Entre-temps, de nouveaux collectionneurs injectent de l'argent dans un marché jusqu'alors condamné. Une multitude de nouvelles galeries voient le jour dans l'East Village et le monde de l'art commence à s'intéresser à Haring. Les chéquiers commencent à s'ouvrir et l'attention des médias monte en flèche. Haring adore cela, mais sa victoire est douce-amère. Le fléau du sida bat son plein et frappe New York de plein fouet. En 1987, à l'âge de vingt-neuf ans, il est testé positif au VIH ; c'est un coup dévastateur pour lui. Cependant, il choisit d'affronter la maladie de front et son envie de peindre est plus forte que jamais.

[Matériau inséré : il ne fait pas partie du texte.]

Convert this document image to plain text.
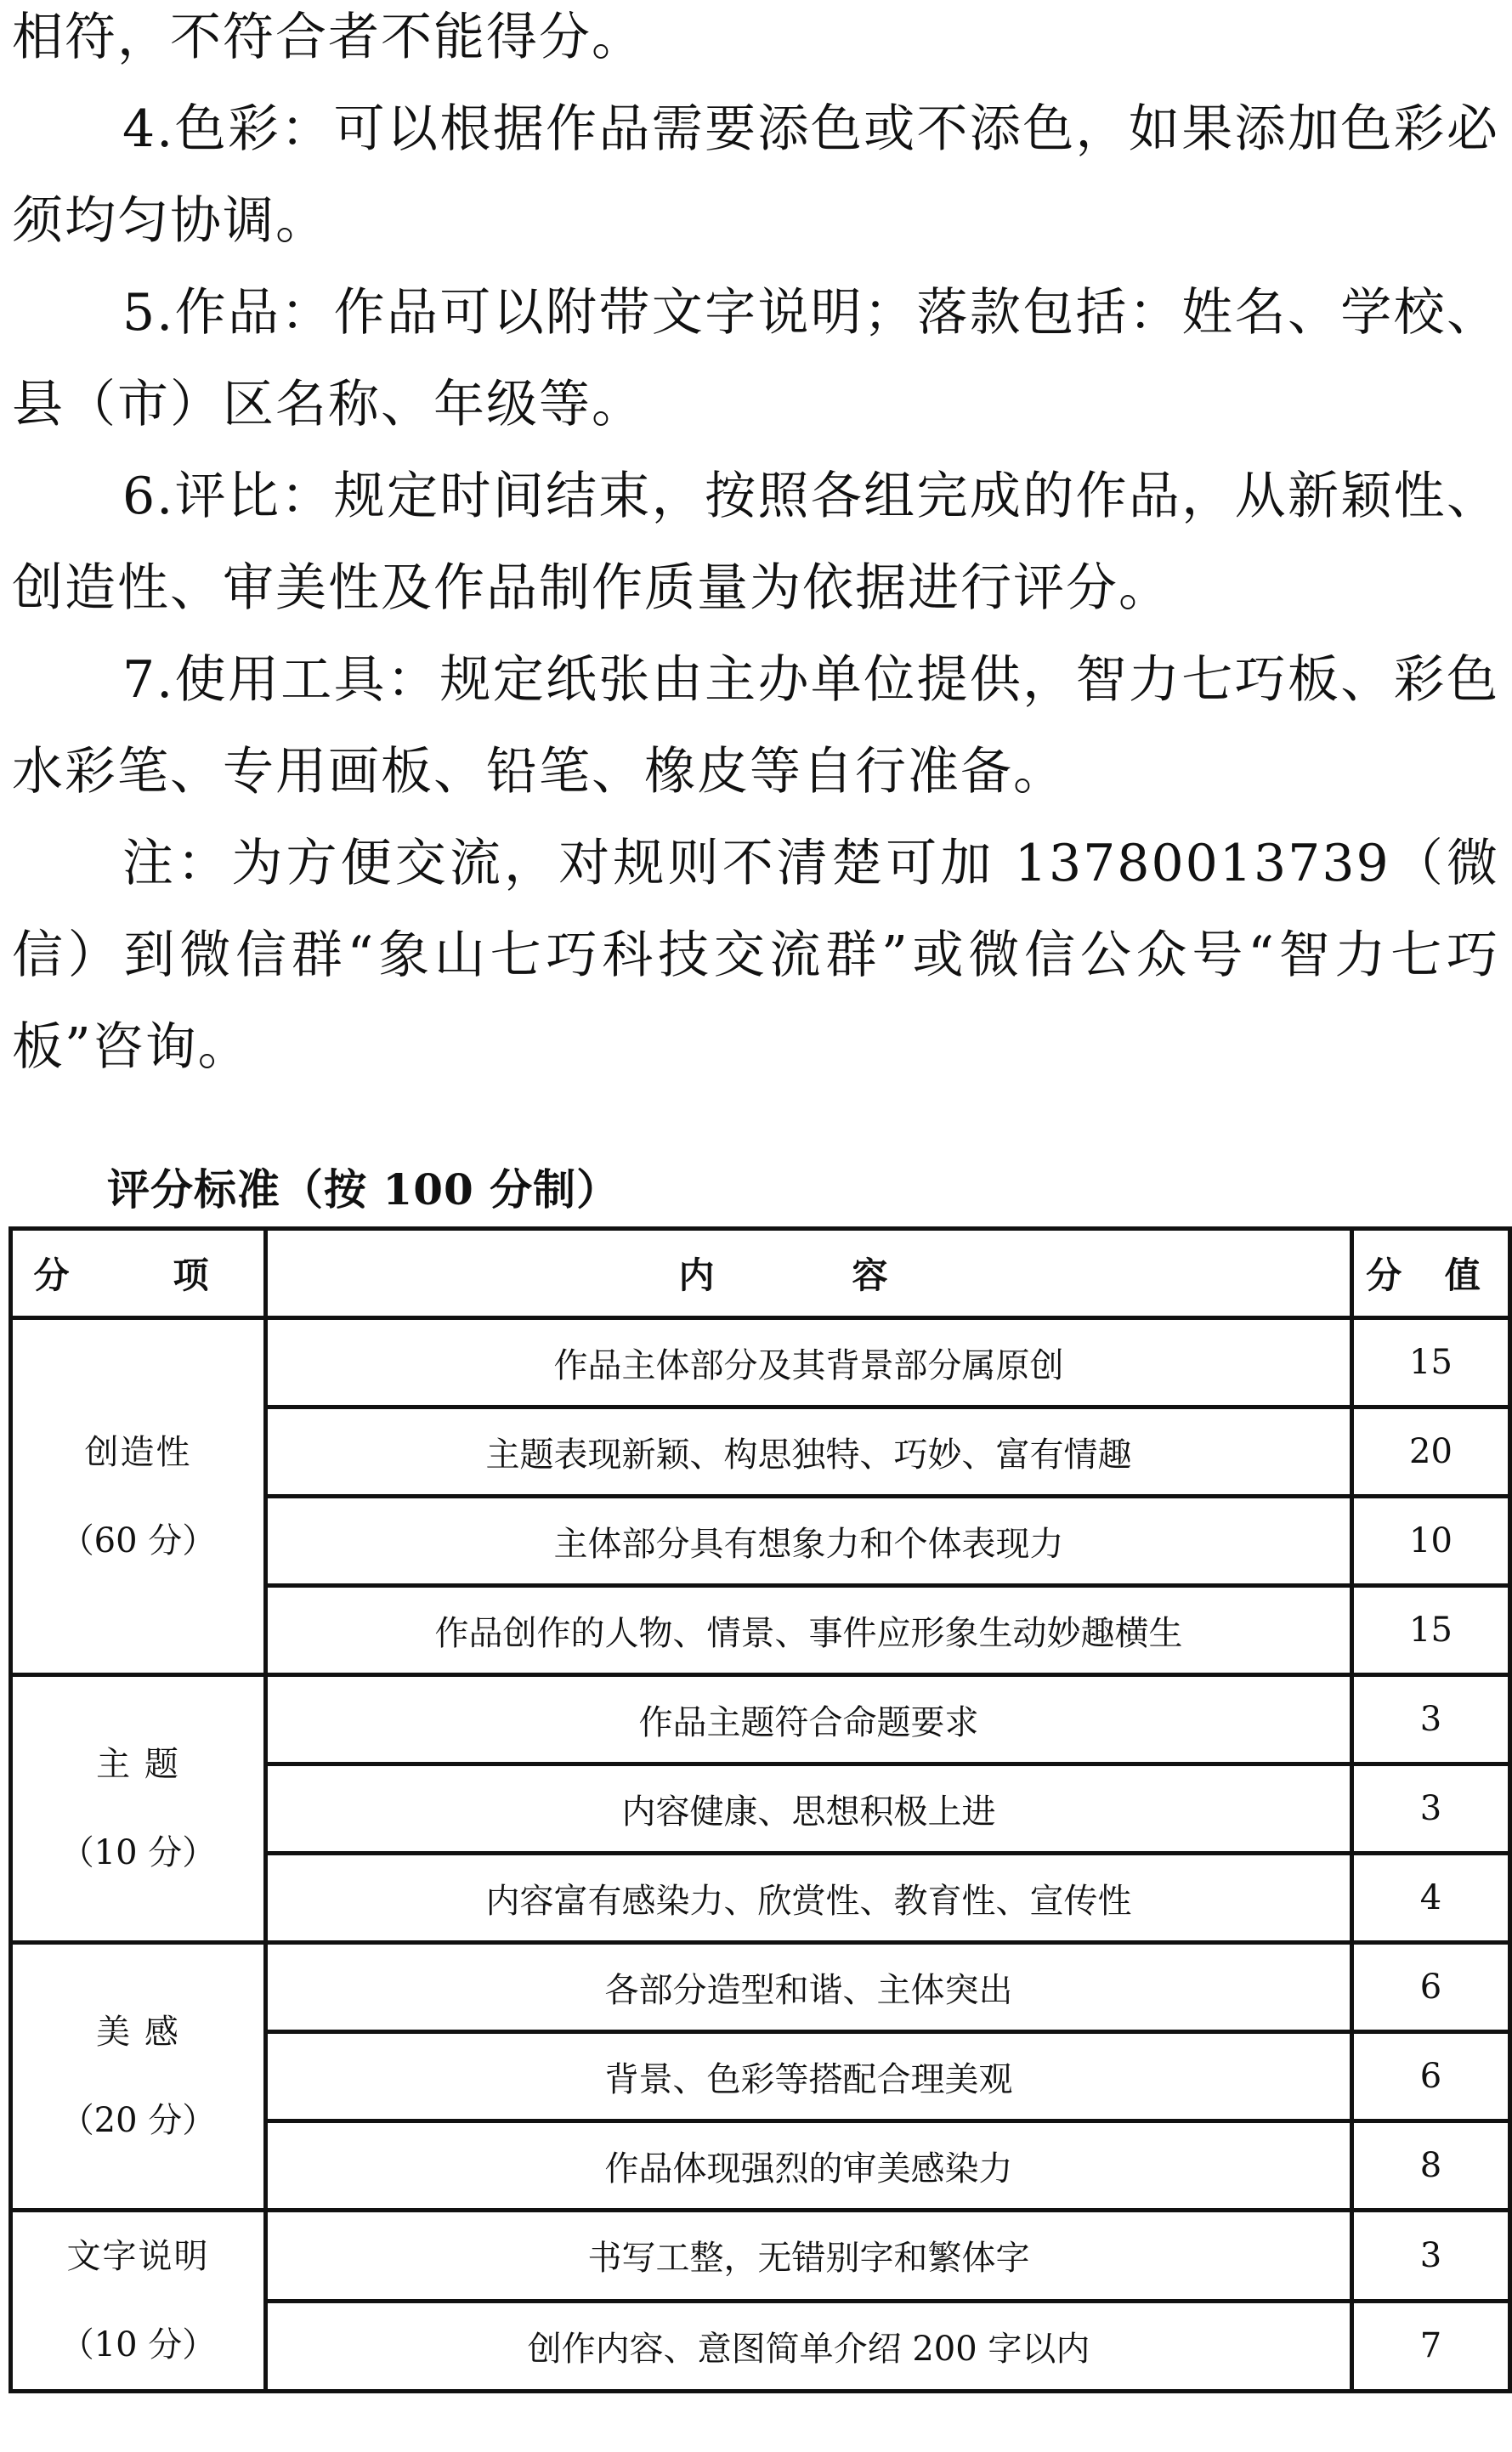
相符，不符合者不能得分。

4.色彩：可以根据作品需要添色或不添色，如果添加色彩必须均匀协调。

5.作品：作品可以附带文字说明；落款包括：姓名、学校、县（市）区名称、年级等。

6.评比：规定时间结束，按照各组完成的作品，从新颖性、创造性、审美性及作品制作质量为依据进行评分。

7.使用工具：规定纸张由主办单位提供，智力七巧板、彩色水彩笔、专用画板、铅笔、橡皮等自行准备。

注：为方便交流，对规则不清楚可加 13780013739（微信）到微信群“象山七巧科技交流群”或微信公众号“智力七巧板”咨询。

评分标准（按 100 分制）

分　项	内　容	分 值

创造性
（60 分）	作品主体部分及其背景部分属原创	15
	主题表现新颖、构思独特、巧妙、富有情趣	20
	主体部分具有想象力和个体表现力	10
	作品创作的人物、情景、事件应形象生动妙趣横生	15

主 题
（10 分）	作品主题符合命题要求	3
	内容健康、思想积极上进	3
	内容富有感染力、欣赏性、教育性、宣传性	4

美 感
（20 分）	各部分造型和谐、主体突出	6
	背景、色彩等搭配合理美观	6
	作品体现强烈的审美感染力	8

文字说明
（10 分）	书写工整，无错别字和繁体字	3
	创作内容、意图简单介绍 200 字以内	7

Ses œuvres sont remplies de représentations d'actes sexuels et des dessins au trait phallique, qu'il utilise pour attirer l'attention et sensibiliser à la maladie. Haring mourra en 1990, à l'âge de 31 ans, des suites de complications liées au sida, laissant derrière lui un héritage considérable. En 1989, il déclarait fièrement à son biographe : « Les œuvres que j'ai créées resteront à jamais. Des milliers de personnes, et pas seulement des musées et des conservateurs, ont été touchées, instruites et inspirées par mon travail... mon travail perdurera longtemps après ma mort ».
« Il avait tout à fait raison. Les adolescents d'aujourd'hui découvrent son œuvre et la trouvent très actuelle ! Lorsqu'ils le voient pour la première fois, ils ont l'impression qu'il leur parle directement. Ils se disent : « Quoi, il est mort en 1990 ?! ». C'est parce que son travail est encore très actuel et ancré dans le moment présent. Aujourd'hui, vous avez les médias sociaux pour montrer votre travail, mais à l'époque, l'art était très libre. Si Keith était encore en vie aujourd'hui, je parie qu'il serait sur Tik Tok. Il est parfait pour Tik Tok : en 20 secondes, il vous ferait une peinture ! Et c'est vraiment triste qu'il ait raté ça : il aurait pris tous ces nouveaux médias et les aurait transformés en quelque chose d'intéressant, il aurait mis les gens au défi de trouver de nouvelles façons de les utiliser. Il aurait été omniprésent dans les médias sociaux, complètement accro, et y aurait excellé ».
Bien qu'il soit mort en 1990, Keith Haring est toujours vivant à bien des égards. Nous voyons des T-shirts Haring, des chaussures Haring, des chaises Haring, des chapeaux, des cartes à jouer, des porte-clés… son œuvre est partout, joyeuse et immédiatement reconnaissable, comme un graffiti ou un petit rappel qui dit « Keith était là ». En outre, depuis sa mort, sa fondation a soutenu des centaines de projets pour la jeunesse, la communauté, l'art, les LBGT, le sexe sans risque ainsi que des organisations telles que Planned Parenthood, projets en partie financés par le produit de la vente des objets de Haring.
« La clé de son travail et de son succès est l'empathie. On ne peut pas être aussi communicatif sans être empathique. Lorsque Keith dessinait des symboles dans le métro, il savait ce qui allait attirer l'attention des gens : des bébés, des soucoupes volantes, des hommes avec des trous dans l'estomac. Il faut une certaine empathie pour cela. Keith était une personne empathique et c'est pourquoi son art reste si durable, si aimé et apprécié ».